Eşyalar İnsanlar ve Anlamlar

Eşyalara ve insanlara fazladan anlamlar yüklememeli...

Amacına uygun kullanılmalı eşyalar, eskimeli en sevdiğiniz bile... Bozulana kadar kullanılmalı... Bir kenarda boynu bülük beklememeli... Eski sevgiliden ya da kaybettiğiniz bir yakınınızdan kalanlar mesela... Ne bir kenarda çürümeye terkedilmeli, ne çöpe gitmeli... Kıyafetse eğer, giyilmeli yırtılana kadar, kalemse kullanılmalı bitene kadar... Ömrünü hakkıyla yaşamalı o da... Size birşeyleri hatırlatmalı, ama "hiç sahip olmadığı" misyonlar yüklenmemeli... Ağlatmamalı karşınıza çıktığında...

O şarap mesela, özel bir günde açmak için beklediğiniz, bu gece açılmalı, bundan özel gece mi var şu anda, bundan "başka" gece mi var... O beklediğiniz en özel geceye layık çok "özel" bir şarap bulunur nasıl olsa...
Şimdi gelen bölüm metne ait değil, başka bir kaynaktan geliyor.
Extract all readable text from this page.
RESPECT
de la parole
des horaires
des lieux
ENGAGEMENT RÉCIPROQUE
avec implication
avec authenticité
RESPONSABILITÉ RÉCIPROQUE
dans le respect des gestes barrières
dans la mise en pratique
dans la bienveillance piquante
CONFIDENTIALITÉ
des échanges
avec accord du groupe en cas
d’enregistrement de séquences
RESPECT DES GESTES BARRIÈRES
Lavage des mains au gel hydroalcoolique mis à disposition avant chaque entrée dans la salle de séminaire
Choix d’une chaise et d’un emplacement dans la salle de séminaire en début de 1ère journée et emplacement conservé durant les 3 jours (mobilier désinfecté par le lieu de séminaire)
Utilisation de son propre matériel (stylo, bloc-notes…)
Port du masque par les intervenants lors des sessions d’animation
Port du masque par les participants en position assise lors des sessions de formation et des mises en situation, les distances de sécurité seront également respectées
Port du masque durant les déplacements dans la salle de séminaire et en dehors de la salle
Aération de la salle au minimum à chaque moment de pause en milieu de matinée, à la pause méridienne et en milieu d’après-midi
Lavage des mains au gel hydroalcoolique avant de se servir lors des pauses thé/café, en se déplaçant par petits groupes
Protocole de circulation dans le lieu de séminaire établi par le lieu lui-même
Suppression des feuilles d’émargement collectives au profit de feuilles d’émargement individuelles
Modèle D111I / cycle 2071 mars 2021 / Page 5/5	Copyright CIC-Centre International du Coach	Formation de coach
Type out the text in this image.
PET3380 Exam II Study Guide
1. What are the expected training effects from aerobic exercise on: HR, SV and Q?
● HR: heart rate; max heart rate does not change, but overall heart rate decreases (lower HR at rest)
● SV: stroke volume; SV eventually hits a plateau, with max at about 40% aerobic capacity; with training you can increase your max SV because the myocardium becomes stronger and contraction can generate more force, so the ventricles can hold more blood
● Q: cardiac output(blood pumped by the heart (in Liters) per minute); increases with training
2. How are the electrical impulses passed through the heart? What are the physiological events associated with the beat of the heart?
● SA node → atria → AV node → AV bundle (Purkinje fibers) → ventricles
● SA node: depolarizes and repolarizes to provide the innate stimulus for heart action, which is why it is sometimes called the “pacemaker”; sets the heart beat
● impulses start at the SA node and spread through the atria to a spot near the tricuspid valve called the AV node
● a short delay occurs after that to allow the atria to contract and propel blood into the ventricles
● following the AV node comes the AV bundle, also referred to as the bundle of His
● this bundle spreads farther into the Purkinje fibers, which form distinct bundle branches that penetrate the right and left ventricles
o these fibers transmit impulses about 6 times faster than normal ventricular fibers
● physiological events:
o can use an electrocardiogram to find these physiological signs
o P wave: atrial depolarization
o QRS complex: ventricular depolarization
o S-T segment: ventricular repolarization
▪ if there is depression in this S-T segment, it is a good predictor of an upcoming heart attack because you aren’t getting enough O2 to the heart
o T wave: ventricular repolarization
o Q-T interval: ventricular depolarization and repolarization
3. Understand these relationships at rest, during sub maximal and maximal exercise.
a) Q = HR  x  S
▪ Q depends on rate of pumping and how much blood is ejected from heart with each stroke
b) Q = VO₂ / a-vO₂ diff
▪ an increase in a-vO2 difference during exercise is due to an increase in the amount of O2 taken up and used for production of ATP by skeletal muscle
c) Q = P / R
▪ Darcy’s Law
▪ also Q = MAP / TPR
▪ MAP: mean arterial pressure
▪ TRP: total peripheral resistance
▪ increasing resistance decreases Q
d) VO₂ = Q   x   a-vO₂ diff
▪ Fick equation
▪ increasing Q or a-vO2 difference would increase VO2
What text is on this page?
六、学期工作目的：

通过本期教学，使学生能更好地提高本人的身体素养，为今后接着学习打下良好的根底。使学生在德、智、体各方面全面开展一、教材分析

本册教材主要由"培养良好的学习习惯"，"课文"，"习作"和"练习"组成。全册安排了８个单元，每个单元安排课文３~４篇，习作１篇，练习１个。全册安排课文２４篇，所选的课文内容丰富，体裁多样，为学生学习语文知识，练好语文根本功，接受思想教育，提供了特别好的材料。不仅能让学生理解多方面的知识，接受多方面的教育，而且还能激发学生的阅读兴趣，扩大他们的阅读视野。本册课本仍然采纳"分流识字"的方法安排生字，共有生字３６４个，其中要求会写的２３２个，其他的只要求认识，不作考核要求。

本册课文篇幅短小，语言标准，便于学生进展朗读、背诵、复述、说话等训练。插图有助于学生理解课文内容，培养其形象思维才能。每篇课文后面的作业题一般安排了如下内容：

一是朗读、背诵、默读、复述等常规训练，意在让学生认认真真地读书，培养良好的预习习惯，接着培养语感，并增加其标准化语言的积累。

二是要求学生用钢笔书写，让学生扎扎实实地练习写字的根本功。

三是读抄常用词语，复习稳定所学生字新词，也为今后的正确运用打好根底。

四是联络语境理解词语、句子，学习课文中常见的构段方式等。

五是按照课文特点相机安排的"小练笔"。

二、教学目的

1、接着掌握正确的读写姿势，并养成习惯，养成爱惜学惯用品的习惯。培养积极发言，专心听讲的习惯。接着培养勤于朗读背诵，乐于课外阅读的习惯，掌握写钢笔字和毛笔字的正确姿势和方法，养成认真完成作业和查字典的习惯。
İnsanlara fazladan anlamlar yüklenmemeli... Beklentiler, misyonlar yüklenmeden sevilmeli herkes... Dostsa dost, arkadaşsa arkadaş, sevgiliyse sevgili, tanıdıksa tanıdık... Zaten zaman geçtikçe kendi anlamını yükleyecektir herkes... Ve herkes kendi yüklendiği yerde sevilmeye değer olacaktır... "Hiç olmadığı" anlamlar yüklemeye çalışmamalı insanlara... Beklentileri artırmak sadece "hayal kırıklığı" ihtimalini artırır... Oysa herkes zaten "olduğu" yerdedir... Ve zaman içinde, sizin hayatınızdaki yerlerini alırlar... Hepsinin yeri çok değerlidir, hepsi ayrı ayrı sevilmeye değerdir... Önemli olan, sizi hayatlarının ve gönüllerinin  neresine kadar almak istedikleridir... Ne kadar samimiyse insanlar, o kadar gönlünüzdedir... Ve bir kere gönlünüze girdiyse biri, ayrıntılar önemsizdir...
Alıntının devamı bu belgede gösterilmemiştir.